Difficile d’avoir peur de perdre quand on n’a jamais eu. On ne peut qu’avoir peur d’avoir et s’en libérer par le choix de perdre, de quitter, de partir avant de posséder.

Récit picaresque s’il en est, roman initiatique à la quête inversée, Combat de l’amour et de la faim prend la forme d’une ode au manque, d’une apologie de l’attente imposée qui rend l’ appétence torture, et la torture, jouissance.
Dans ce creux ouvert par l’appétit, le vide s’installe, vorace, les faims se mêlent et se confondent avec le désir et l’oubli du désir.

De la faim naturelle à la faim des peaux, des corps, d’un amour que l’on n’atteint pas, en passant par la faim de reconnaissance, ou encore d’argent qui « glisse entre les doigts », le ventre, organe matriciel autant que passionnel, devient le théâtre de ces variations sur le thème du désir et de la fringale.
Sur fond d’errance immobile, de vagabondages nauséeux et d’éternel retour au même, le dernier roman de Stéphanie Hochet se fait le récit d’une fuite en avant, d’une course effrénée jusqu’à l’épuisement, jusqu’à cet instant où, interdisant le but, l’insatiable passé rejoint un présent affamé.

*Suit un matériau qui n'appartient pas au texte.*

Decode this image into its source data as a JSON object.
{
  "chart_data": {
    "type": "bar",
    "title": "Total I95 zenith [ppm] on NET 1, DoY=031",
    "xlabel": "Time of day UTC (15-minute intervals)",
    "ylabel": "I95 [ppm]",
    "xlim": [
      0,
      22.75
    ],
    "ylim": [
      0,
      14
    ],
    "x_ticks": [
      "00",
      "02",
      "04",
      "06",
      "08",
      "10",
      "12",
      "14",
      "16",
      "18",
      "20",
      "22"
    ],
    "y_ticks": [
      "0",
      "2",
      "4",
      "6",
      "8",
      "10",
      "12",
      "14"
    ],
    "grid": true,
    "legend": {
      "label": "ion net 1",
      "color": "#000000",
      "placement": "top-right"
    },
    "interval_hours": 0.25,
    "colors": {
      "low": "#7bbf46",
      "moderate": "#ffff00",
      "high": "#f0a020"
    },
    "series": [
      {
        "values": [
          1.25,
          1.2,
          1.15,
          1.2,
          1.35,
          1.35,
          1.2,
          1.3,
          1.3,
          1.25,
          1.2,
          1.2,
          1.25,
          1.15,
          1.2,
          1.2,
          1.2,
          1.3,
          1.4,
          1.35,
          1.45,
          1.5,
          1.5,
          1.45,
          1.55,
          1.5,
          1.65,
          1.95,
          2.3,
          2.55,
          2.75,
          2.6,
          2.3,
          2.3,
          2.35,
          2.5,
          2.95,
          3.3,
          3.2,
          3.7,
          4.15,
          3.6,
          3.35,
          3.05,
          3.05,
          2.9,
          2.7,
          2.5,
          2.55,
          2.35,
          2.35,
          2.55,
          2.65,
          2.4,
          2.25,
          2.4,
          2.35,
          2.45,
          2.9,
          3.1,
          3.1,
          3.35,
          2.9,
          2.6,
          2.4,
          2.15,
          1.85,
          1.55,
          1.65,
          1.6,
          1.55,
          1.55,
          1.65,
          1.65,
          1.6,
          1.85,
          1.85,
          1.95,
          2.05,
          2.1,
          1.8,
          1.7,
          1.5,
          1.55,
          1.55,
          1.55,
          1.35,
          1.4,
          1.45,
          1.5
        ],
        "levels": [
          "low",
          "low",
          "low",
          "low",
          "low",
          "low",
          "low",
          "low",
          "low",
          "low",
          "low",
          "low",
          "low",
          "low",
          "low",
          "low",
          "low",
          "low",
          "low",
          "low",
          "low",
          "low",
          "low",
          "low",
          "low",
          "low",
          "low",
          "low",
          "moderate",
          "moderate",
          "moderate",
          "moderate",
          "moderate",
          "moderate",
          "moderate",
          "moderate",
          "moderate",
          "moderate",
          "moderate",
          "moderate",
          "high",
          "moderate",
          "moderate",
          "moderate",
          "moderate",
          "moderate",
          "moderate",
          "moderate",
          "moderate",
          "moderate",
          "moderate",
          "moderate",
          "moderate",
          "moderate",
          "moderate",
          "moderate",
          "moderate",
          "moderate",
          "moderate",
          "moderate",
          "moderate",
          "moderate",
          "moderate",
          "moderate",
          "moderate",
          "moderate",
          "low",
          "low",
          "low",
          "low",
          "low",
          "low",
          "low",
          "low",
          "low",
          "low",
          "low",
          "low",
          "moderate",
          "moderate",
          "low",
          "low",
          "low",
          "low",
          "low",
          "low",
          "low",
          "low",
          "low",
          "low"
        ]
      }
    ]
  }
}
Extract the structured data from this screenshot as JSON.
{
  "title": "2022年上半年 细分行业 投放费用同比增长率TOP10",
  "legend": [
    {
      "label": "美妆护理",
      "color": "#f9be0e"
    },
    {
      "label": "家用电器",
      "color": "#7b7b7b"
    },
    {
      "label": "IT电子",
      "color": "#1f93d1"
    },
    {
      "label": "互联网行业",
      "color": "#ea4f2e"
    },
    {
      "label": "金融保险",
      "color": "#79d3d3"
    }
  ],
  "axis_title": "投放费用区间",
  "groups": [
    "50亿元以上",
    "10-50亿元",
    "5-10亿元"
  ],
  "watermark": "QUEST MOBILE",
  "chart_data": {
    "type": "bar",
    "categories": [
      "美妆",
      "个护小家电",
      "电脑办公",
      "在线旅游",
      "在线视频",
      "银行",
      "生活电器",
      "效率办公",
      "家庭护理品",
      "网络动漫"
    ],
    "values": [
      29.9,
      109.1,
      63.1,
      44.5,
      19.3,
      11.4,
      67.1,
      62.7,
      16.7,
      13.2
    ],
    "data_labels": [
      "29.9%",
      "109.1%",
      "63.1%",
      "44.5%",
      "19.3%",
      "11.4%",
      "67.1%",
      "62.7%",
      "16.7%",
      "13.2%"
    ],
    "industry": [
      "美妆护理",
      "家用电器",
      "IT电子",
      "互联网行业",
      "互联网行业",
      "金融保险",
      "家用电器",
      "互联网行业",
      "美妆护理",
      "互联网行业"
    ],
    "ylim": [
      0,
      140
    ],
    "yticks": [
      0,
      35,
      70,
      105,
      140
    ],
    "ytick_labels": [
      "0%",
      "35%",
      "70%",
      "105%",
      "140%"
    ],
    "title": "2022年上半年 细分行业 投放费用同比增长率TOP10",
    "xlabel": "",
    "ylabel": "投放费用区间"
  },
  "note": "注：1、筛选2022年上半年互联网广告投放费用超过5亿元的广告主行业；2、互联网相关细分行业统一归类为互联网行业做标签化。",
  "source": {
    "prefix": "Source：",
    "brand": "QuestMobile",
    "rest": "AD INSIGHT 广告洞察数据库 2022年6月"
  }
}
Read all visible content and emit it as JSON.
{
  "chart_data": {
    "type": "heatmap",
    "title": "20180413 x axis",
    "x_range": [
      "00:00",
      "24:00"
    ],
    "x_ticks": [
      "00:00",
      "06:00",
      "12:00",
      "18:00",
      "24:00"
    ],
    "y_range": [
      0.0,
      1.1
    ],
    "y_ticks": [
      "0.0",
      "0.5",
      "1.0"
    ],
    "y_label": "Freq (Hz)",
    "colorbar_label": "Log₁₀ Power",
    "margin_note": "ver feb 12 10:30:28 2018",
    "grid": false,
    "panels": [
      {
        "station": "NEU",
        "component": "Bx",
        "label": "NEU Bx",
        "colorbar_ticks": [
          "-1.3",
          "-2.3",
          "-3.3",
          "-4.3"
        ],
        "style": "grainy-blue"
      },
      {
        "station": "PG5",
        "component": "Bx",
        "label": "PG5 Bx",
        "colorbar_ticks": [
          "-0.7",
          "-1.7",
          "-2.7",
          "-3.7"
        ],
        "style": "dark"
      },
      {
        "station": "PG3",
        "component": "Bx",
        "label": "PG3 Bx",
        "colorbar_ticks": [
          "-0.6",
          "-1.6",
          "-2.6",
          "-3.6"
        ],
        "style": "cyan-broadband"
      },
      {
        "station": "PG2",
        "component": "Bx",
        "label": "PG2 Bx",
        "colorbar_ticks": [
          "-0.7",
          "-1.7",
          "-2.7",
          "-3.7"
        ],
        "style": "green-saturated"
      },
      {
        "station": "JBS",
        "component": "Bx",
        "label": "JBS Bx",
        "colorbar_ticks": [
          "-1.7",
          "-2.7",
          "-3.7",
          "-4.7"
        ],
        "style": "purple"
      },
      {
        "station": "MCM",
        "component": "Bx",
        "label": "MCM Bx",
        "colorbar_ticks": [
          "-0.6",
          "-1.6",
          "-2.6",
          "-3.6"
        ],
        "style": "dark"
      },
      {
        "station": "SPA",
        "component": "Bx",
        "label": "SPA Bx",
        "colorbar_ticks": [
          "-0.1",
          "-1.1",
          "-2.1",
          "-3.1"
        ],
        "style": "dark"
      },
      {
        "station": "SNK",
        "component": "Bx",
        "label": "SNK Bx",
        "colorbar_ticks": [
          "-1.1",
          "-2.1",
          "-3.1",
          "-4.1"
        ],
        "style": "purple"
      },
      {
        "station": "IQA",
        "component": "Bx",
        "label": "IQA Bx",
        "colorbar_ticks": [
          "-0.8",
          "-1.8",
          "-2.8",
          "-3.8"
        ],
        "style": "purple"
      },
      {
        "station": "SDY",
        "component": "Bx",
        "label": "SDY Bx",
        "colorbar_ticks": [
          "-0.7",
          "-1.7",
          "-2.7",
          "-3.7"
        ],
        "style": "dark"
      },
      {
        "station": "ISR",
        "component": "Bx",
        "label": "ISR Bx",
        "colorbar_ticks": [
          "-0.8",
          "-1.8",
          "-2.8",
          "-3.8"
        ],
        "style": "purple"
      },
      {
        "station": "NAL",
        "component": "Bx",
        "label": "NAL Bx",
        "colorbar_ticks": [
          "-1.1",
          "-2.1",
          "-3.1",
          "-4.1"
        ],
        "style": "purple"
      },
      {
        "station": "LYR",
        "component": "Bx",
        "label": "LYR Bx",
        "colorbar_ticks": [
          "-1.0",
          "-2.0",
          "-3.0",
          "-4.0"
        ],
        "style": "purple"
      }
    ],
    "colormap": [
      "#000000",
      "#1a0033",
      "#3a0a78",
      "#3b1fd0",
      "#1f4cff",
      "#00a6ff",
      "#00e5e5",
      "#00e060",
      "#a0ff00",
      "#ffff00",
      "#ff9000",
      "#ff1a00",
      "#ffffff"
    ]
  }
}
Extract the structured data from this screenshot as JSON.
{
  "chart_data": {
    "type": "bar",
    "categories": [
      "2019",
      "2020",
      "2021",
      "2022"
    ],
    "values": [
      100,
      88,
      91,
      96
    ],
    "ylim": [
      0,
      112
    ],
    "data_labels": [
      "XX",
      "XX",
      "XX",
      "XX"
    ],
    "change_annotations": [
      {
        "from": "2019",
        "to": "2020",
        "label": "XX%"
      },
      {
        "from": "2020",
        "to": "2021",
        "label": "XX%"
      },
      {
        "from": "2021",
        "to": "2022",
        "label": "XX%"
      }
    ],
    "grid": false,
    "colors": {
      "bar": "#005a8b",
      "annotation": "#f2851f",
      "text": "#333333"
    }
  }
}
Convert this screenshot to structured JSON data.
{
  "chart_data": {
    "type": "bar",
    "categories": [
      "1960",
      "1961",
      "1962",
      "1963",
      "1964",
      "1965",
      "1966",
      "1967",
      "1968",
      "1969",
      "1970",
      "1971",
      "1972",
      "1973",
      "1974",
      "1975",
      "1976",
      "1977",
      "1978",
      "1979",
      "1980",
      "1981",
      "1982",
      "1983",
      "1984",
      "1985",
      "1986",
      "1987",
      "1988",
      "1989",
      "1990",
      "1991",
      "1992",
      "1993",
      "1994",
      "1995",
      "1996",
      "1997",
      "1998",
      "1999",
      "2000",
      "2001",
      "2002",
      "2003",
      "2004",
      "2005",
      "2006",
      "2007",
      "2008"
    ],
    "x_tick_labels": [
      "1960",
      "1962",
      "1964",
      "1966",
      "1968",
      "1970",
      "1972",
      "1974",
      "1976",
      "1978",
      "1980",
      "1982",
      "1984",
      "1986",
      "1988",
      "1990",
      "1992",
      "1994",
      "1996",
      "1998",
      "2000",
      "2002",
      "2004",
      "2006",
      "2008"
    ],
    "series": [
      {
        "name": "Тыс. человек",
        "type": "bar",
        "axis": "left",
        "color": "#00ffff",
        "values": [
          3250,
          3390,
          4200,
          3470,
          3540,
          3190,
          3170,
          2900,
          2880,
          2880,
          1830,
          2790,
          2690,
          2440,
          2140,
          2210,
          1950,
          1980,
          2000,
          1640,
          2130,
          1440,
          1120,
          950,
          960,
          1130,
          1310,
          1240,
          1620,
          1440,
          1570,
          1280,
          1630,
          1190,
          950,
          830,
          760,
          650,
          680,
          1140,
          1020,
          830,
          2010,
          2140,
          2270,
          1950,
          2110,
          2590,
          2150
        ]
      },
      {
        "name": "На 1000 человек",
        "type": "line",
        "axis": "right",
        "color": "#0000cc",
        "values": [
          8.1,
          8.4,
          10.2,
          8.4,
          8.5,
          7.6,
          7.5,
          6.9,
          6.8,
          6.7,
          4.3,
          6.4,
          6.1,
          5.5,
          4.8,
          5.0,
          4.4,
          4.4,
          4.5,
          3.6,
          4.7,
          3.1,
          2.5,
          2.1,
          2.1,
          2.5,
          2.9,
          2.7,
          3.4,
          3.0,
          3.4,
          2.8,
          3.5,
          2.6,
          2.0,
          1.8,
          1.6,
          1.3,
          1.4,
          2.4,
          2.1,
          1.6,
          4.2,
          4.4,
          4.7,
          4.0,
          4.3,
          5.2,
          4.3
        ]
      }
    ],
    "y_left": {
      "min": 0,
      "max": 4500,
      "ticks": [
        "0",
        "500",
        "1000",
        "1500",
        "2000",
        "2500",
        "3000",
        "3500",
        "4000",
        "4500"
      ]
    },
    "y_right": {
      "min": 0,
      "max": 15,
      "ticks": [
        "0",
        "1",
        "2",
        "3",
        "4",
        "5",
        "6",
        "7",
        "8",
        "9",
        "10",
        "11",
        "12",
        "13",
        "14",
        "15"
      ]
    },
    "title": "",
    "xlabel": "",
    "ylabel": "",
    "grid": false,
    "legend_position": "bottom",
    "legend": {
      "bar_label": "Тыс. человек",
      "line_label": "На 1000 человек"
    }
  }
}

Lire le dossier et l'interview de Stéphanie Hochet sur le site d'Améléia

Du même auteur : Sang d'encre

Améléia et Sigrid

Extrait :

 […] Tout mon corps était agité de tremblements. Je devais agir. Une seule idée me vint à l’esprit. Demander l’arbitrage du révérend. Un homme sévère mais bon ne pouvait pas condamner mes sentiments purs. Et puis, il y avait la contrition qui sauve. Le dimanche suivant, après l’office, j’allai frapper à la porte de son bureau. Une voix grave me dit d’entrer. Je lâchai ma phrase d’introduction répétée :
Je dois vous parler à cœur ouvert.
Les gros yeux bleus se fixèrent sur moi.
Quelque chose me retenait.
- Parle, dit Splutter.
- L’autre jour j’étais assis sur le canapé près de Heather et vous avez vu comme j’étais gêné quand vous êtes entré. J’ai eu tort. Je n’avais aucune mauvaise intention. Mes pensées et mes actes sont chastes. J’aime Heather. Je n’ai jamais touché un seul de ses cheveux. Vous pouvez m’en croire et vous pouvez lui demander. Je n’ai aucun doute qu’elle est la femme de ma vie. Elle n’a que 12 ans et moi 13 mais je saurai attendre. Je vous demanderai sa main à sa majorité.
J’avais parlé d’une traite. Quand ce fut fini, le silence me terrorisa. Le pasteur classa nerveusement quelques feuilles. J’observai dans une sorte d’hypnose la lampe en opaline verte qu’il allumait de jour comme de nuit pour écrire ses sermons. Je pris conscience qu’il devait chérir sa fille au-delà de ce que j’avais imaginé. Jamais, auparavant, je ne l’avais vu troublé.
- Je t’ai entendu, va-t’en, maintenant, mon garçon, finit-il par dire. Je baissai le front et m’en allai. L’entretien n’avait duré que cinq minutes et je ne savais pas quoi en penser.
Dans le couloir, je rencontrai ma mère qui me sourit et détourna les yeux.